Our first adventure of the season was to Canyonville, OR where we planted thousands of Kincaid’s lupine (Lupinus oreganus). Kincaid’s lupine occurs in upland prairies and edge habitat between grasslands and forests with the bulk of its population occupying the Willamette Valley. This species is threatened by habitat loss, agriculture, roadside maintenance, fire suppression, and encroachment from non-native and woody plants. During our time in Canyonville we enjoyed seeing lots of wildlife, including a Southern alligator lizard (Elgaria multicarinata) who inhabited the roadside bank where we were planting a portion of the lupine.


Recently planted Kincaid’s Lupine (Lupinus oreganus)


The Southern Alligator Lizard (Elgaria multicarinata)


Bradshaw's Desert Parsley (Lomatium bradshawii)



The Western Meadowlark (Sturnella neglecta)

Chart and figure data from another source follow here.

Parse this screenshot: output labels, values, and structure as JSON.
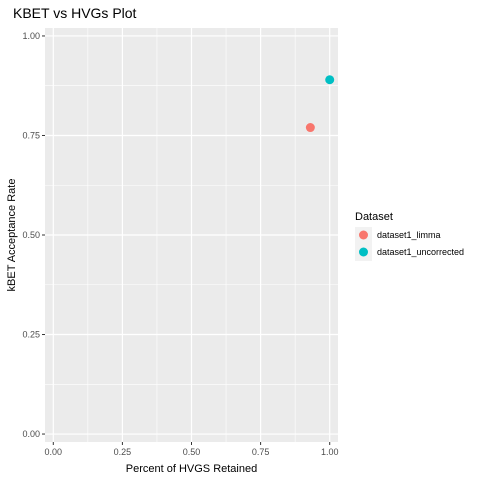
{
  "chart_data": {
    "type": "scatter",
    "title": "KBET vs HVGs Plot",
    "xlabel": "Percent of HVGS Retained",
    "ylabel": "kBET Acceptance Rate",
    "xlim": [
      -0.03,
      1.03
    ],
    "ylim": [
      -0.02,
      1.02
    ],
    "x_ticks": [
      0.0,
      0.25,
      0.5,
      0.75,
      1.0
    ],
    "x_tick_labels": [
      "0.00",
      "0.25",
      "0.50",
      "0.75",
      "1.00"
    ],
    "y_ticks": [
      0.0,
      0.25,
      0.5,
      0.75,
      1.0
    ],
    "y_tick_labels": [
      "0.00",
      "0.25",
      "0.50",
      "0.75",
      "1.00"
    ],
    "grid": true,
    "panel_background": "#ebebeb",
    "grid_color": "#ffffff",
    "legend": {
      "title": "Dataset",
      "placement": "right"
    },
    "series": [
      {
        "name": "dataset1_limma",
        "color": "#f8766d",
        "points": [
          {
            "x": 0.93,
            "y": 0.77
          }
        ]
      },
      {
        "name": "dataset1_uncorrected",
        "color": "#00bfc4",
        "points": [
          {
            "x": 1.0,
            "y": 0.89
          }
        ]
      }
    ]
  }
}
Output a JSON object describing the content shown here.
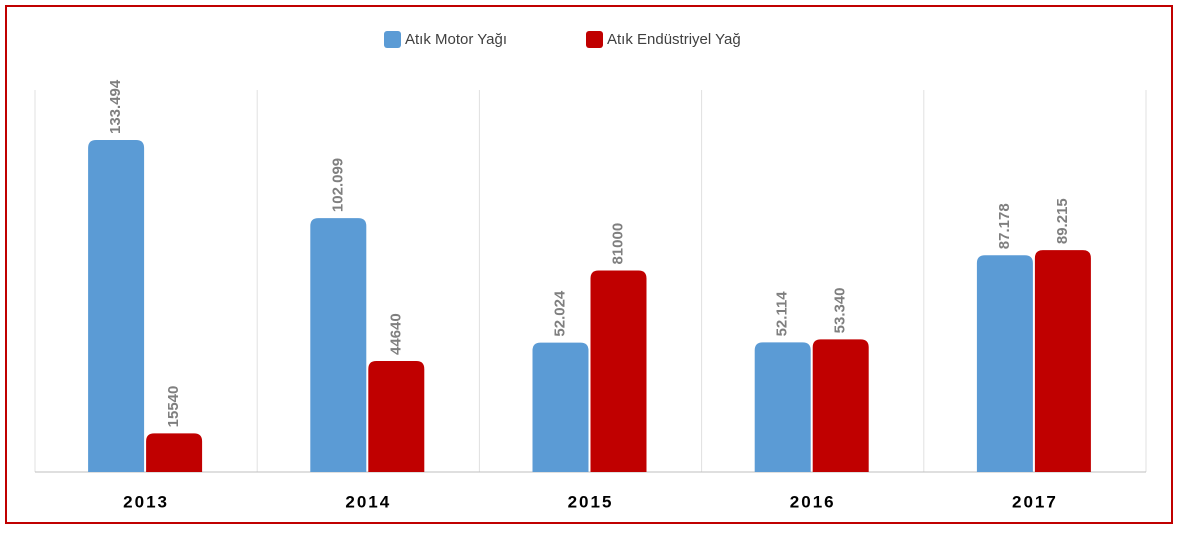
{
  "chart_data": {
    "type": "bar",
    "categories": [
      "2013",
      "2014",
      "2015",
      "2016",
      "2017"
    ],
    "series": [
      {
        "name": "Atık Motor Yağı",
        "color": "#5b9bd5",
        "values": [
          133494,
          102099,
          52024,
          52114,
          87178
        ],
        "value_labels": [
          "133.494",
          "102.099",
          "52.024",
          "52.114",
          "87.178"
        ]
      },
      {
        "name": "Atık Endüstriyel Yağ",
        "color": "#c00000",
        "values": [
          15540,
          44640,
          81000,
          53340,
          89215
        ],
        "value_labels": [
          "15540",
          "44640",
          "81000",
          "53.340",
          "89.215"
        ]
      }
    ],
    "legend": "top",
    "border_color": "#c00000"
  }
}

Our second project was based closer to home at the West Eugene Wetlands, where we monitored populations of Bradshaw’s desert parsley (Lomatium bradshawii). Bradshaw’s desert parsley occupies wet prairie habitats, vernal wetlands, and along stream channels with the majority of its population occurring in the Willamette Valley. The wetland prairie habitat in the Willamette Valley are some of the most endangered ecosystems in North America with less than 1 percent of the historic wetland prairies still intact and managed for conservation purposes (Noss et al. 1995). Wetland prairies are important habitat for many wildlife species including the Oregon state bird, the Western Meadowlark (Sturnella neglecta).


One of my favorite weeks, so far, was spent on Table Rocks near Medford, OR.  We monitored populations of dwarf woolly meadowfoam (Limnanthes pumila ssp. pumila), one of the many wildflowers present on Table Rocks. The unique habitat atop Table rocks is composed of delicate mounded prairie and vernal pool habitat which is ideal for the dwarf woolly meadowfoam. Vernal pools provide valuable functions for the ecosystem and create unique habitat patches for a variety of flora and fauna. Now more than ever it is important to restore and conserve native species and ecosystems to prevent them from disappearing.


Dwarf Woolly Meadowfoam (Limnanthes pumila ssp. pumila), 

Vernal pool habitat at Lower Table Rocks



I am grateful for my experiences thus far as a conservation research intern with IAE. The work we are involved in will continue to conserve habitat for native flora and fauna and continue to make the world a better place to live.


Noss, R.F., E.T. LaRoe III, and J.M. Scott. 1995. Endangered ecosystems of the United States: A preliminary assessment of loss and degradation. National Biological Service, Biological Report 28.